Zielsetzung und Arbeitsprogramm

Im Rahmen des Projekts soll das Lautdenkmal erstmals komplett digitalisiert und ediert werden, inklusive der nachträglich erhobenen Aufnahmen für Österreich und das Sudentenland. Zudem soll das erhaltene Kontextmaterial (Transkriptionen, Übersetzungen, Aufnahmeprotokolle, Korrespondenz) digital gesichert und erschlossen werden.

Darüber hiaus geplant ist die Rekonstruktion der Zeigungsüberlieferung zum Lautdenkmal, das – dem Interesse des Reichsbundes der Deutschen Beamten geschuldet – als Mittel der nationalsozialistischen Propaganda eingesetzt wurde.
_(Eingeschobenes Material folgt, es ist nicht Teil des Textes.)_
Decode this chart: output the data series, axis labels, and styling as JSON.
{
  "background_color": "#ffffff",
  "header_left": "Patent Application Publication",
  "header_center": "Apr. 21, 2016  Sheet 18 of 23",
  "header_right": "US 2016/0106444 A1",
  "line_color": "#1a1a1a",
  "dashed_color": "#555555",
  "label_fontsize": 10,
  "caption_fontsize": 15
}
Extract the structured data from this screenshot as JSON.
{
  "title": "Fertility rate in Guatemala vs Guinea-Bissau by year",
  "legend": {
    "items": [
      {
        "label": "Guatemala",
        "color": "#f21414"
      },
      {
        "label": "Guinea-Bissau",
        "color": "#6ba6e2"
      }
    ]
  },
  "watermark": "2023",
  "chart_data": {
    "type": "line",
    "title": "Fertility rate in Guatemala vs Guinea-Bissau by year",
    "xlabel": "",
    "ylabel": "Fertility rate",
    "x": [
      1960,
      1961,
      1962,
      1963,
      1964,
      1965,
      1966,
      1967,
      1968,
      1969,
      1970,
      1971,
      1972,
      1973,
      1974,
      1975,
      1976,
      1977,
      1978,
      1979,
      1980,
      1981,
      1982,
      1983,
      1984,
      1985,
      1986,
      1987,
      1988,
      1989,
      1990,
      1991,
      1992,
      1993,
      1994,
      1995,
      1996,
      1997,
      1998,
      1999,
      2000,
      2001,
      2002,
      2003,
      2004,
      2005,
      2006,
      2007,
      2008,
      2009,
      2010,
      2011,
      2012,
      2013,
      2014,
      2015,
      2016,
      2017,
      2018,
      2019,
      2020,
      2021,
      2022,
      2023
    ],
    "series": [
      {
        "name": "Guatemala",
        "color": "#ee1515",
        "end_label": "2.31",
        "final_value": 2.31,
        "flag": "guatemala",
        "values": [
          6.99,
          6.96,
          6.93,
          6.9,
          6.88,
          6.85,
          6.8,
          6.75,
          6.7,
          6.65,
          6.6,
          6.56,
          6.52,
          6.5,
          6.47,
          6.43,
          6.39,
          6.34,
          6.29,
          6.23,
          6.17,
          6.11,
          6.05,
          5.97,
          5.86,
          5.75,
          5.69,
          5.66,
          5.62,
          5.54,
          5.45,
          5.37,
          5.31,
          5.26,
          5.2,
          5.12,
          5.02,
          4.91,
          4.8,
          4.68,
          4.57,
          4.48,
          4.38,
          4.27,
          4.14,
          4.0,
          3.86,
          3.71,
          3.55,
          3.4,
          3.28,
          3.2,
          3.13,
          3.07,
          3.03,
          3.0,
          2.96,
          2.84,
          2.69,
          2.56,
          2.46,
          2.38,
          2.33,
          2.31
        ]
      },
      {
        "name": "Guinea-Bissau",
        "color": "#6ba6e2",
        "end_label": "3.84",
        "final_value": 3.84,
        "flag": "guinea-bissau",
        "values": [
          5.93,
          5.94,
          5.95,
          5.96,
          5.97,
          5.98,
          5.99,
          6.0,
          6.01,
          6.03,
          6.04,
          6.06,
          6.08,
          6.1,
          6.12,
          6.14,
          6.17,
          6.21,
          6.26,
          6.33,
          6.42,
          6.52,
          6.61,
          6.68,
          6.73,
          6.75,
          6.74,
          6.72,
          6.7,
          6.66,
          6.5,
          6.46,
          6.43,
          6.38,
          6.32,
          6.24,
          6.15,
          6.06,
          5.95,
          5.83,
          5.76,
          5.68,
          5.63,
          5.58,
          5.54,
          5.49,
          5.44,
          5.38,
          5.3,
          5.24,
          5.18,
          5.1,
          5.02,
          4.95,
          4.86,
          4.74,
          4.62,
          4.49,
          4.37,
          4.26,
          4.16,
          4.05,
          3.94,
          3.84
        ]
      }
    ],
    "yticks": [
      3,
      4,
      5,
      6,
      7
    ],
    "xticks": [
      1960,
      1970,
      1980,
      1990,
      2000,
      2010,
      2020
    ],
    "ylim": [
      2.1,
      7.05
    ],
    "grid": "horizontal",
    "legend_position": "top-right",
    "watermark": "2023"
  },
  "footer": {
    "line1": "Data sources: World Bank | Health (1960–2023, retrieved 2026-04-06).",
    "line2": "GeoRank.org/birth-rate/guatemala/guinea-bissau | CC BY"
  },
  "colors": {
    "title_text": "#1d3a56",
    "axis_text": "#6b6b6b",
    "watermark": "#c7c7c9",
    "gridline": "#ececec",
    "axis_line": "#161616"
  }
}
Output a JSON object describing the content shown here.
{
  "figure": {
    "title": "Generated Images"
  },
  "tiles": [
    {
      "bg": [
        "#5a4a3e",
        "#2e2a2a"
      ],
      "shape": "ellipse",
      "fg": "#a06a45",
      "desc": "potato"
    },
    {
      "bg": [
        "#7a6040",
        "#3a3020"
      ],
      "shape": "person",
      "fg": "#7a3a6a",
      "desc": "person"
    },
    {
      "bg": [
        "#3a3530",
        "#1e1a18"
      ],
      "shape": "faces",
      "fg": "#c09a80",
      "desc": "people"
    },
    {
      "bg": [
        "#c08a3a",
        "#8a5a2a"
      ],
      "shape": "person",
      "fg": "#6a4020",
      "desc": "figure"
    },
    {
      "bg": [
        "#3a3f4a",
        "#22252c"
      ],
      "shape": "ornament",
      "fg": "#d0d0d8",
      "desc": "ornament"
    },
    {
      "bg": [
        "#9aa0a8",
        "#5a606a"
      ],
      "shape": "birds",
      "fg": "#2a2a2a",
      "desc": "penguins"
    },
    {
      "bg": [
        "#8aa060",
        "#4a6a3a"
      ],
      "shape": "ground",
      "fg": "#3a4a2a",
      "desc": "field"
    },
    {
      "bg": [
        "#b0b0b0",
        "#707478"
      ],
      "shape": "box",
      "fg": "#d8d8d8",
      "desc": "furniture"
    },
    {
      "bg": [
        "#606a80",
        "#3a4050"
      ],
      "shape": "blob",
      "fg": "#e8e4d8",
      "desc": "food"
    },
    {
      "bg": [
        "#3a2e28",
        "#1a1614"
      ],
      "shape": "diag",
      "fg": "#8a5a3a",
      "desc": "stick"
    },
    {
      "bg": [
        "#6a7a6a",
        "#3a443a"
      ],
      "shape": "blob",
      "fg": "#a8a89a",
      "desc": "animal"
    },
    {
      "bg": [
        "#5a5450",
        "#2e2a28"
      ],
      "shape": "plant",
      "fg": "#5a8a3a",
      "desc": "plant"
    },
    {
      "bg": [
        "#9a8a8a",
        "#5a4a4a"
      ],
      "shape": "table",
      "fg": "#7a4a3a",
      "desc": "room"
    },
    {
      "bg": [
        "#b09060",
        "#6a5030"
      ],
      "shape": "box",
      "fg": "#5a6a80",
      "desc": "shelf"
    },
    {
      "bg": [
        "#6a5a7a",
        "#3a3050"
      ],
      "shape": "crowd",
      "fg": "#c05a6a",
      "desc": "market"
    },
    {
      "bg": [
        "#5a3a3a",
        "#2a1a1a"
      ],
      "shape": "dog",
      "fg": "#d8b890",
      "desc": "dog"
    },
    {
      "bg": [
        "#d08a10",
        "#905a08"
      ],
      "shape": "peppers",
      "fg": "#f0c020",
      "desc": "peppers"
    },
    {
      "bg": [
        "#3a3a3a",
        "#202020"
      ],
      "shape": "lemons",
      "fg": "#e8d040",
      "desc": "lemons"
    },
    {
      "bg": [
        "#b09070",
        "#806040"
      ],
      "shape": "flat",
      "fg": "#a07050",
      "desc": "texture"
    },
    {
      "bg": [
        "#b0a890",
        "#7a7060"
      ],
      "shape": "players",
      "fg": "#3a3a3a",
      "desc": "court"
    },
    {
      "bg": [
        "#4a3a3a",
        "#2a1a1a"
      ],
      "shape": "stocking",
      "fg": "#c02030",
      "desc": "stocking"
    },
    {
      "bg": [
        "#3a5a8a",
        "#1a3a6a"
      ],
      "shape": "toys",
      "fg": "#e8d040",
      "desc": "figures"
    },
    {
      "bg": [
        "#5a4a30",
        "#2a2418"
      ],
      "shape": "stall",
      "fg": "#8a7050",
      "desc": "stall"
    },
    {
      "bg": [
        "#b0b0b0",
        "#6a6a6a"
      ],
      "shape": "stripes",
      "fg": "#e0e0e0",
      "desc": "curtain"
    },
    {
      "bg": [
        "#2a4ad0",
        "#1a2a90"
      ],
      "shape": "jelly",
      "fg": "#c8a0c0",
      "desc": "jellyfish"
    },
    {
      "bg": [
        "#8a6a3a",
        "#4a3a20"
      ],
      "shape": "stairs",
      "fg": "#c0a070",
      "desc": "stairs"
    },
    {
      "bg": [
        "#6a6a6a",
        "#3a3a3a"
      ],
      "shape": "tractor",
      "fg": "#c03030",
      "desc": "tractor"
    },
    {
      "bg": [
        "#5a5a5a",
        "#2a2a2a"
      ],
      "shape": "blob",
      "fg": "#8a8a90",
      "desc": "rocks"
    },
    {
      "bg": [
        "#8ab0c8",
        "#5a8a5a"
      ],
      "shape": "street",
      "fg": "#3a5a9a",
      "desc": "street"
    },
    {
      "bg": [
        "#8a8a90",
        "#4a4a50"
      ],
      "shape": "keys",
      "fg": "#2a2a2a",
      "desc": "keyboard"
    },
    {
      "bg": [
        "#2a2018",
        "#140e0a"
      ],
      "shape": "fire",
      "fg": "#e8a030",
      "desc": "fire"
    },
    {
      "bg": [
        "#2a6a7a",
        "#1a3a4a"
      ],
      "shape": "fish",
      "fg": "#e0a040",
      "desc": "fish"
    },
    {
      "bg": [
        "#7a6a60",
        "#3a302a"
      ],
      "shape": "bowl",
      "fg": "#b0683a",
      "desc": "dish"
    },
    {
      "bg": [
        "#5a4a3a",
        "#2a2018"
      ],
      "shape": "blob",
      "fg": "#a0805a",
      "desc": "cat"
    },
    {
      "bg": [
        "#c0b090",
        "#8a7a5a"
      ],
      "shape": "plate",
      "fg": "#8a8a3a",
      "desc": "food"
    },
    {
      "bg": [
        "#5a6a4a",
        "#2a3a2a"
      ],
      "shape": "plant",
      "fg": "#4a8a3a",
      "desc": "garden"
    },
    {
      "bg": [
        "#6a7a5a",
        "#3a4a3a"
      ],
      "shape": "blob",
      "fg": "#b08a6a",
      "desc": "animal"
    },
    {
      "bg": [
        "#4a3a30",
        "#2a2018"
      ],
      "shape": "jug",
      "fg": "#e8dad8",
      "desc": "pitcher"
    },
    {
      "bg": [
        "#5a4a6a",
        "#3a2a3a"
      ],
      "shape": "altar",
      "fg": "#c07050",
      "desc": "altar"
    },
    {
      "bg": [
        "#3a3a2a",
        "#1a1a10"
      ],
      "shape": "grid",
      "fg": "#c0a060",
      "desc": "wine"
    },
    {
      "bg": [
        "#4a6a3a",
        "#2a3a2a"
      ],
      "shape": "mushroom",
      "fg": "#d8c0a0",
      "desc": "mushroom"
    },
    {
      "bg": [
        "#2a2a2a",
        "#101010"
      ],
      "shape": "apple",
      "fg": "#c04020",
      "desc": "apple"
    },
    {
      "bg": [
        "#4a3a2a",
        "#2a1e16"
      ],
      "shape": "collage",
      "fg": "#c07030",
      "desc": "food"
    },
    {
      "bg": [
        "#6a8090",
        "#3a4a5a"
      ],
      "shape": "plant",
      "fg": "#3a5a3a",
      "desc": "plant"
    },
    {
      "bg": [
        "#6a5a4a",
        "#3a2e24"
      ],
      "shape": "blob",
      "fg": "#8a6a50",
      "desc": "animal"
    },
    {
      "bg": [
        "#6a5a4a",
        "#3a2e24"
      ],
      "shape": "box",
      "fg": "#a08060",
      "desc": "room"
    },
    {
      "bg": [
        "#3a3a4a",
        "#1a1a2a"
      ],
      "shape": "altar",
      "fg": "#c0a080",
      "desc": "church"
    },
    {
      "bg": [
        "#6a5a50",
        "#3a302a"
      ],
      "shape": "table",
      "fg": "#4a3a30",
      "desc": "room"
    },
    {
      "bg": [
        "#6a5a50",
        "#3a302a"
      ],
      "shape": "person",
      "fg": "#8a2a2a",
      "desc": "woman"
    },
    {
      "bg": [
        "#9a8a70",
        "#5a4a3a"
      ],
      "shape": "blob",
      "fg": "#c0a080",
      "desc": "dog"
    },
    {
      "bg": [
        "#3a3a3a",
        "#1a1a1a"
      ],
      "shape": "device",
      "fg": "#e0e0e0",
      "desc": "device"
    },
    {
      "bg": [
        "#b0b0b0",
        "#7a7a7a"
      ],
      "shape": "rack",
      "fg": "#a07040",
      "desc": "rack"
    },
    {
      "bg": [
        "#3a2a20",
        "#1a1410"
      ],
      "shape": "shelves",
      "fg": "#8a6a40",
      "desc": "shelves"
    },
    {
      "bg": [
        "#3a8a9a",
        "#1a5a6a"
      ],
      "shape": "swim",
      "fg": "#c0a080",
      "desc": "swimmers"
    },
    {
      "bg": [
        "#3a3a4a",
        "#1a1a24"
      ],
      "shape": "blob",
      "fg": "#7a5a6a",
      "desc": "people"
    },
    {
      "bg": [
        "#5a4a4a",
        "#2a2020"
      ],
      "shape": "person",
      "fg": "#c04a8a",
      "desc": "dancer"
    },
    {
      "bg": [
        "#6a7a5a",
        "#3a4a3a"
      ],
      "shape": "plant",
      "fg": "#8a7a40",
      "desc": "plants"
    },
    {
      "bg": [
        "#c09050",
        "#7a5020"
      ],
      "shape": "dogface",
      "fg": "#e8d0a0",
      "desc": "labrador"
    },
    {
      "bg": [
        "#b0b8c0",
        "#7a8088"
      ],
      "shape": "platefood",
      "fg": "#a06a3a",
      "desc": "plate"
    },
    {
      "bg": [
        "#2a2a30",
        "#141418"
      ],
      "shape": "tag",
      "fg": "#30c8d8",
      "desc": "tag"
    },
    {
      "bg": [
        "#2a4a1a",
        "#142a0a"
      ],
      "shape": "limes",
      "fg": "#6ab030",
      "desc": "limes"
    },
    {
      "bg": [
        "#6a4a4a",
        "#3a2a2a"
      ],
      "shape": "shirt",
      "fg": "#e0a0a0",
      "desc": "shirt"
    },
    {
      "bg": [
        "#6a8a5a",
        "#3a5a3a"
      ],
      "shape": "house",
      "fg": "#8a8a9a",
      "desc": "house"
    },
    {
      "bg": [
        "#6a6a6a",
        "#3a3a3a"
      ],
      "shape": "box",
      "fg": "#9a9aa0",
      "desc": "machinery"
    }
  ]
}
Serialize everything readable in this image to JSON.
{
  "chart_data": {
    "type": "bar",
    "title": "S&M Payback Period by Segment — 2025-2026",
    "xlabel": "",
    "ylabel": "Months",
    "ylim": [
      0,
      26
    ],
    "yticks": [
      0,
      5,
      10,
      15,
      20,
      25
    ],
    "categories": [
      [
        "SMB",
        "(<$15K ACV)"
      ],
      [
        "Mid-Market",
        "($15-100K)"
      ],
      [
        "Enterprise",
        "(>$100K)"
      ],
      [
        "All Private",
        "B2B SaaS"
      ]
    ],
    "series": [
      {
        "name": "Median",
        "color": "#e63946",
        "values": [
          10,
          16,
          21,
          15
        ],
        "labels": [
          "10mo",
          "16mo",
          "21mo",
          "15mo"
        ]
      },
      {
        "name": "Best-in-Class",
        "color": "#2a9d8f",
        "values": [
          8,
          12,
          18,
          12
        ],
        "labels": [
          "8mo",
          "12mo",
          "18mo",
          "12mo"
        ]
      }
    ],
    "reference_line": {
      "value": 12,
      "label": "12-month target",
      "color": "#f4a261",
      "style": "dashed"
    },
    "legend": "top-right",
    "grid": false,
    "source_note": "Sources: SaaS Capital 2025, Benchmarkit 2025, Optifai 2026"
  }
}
Über die Rekonstruktion und Edition und Edition hinaus soll das Material  als Grundlage für verschiedene Analysen genommen werden:

  • Regionalsprachenforschung: Da es sich um die älteste, flächendeckend erhobene direkte Erhebung zu den Dialekten des Deutschen handelt, verspricht das Korpus wertvolle Erkenntnisse in Bezug auf die Gestalt der deutschen Mundarten unmittelbar vor bzw. zu Beginn ihrer Überformung durch die Standardsprache.
  • Ethnographie: Die in den Aufnahmen versammelten Erzählungen versammeln ein breites Spektrum von Handwerksbräuchen, Sagen, biographischen Begebenheiten und anderem Lokalkolorit, das zur ethnographischen Erkundung einlädt.
  • Mentalitätsgeschichte: Die in den Aufnahmen immer wieder geäußerten politischen Aussagen können als Beispiel für die Gleichschaltung individueller Erlebenshorizonte in einer Diktatur untersucht werden.
  • Wissenschaftsgeschichte: Besonders die Konzeption und Instrumentalisierung der Sammlung in den Medien verspricht interessante EInblicke in das Selbstverständnis der beteiligten Wissenschaftler, etwa hinsichtlich der Rolle von Parteijargon in den Aufnahmen, der in der Presse als „Ausweis der Lebendigkeit der Mundart“ gefeiert wurde.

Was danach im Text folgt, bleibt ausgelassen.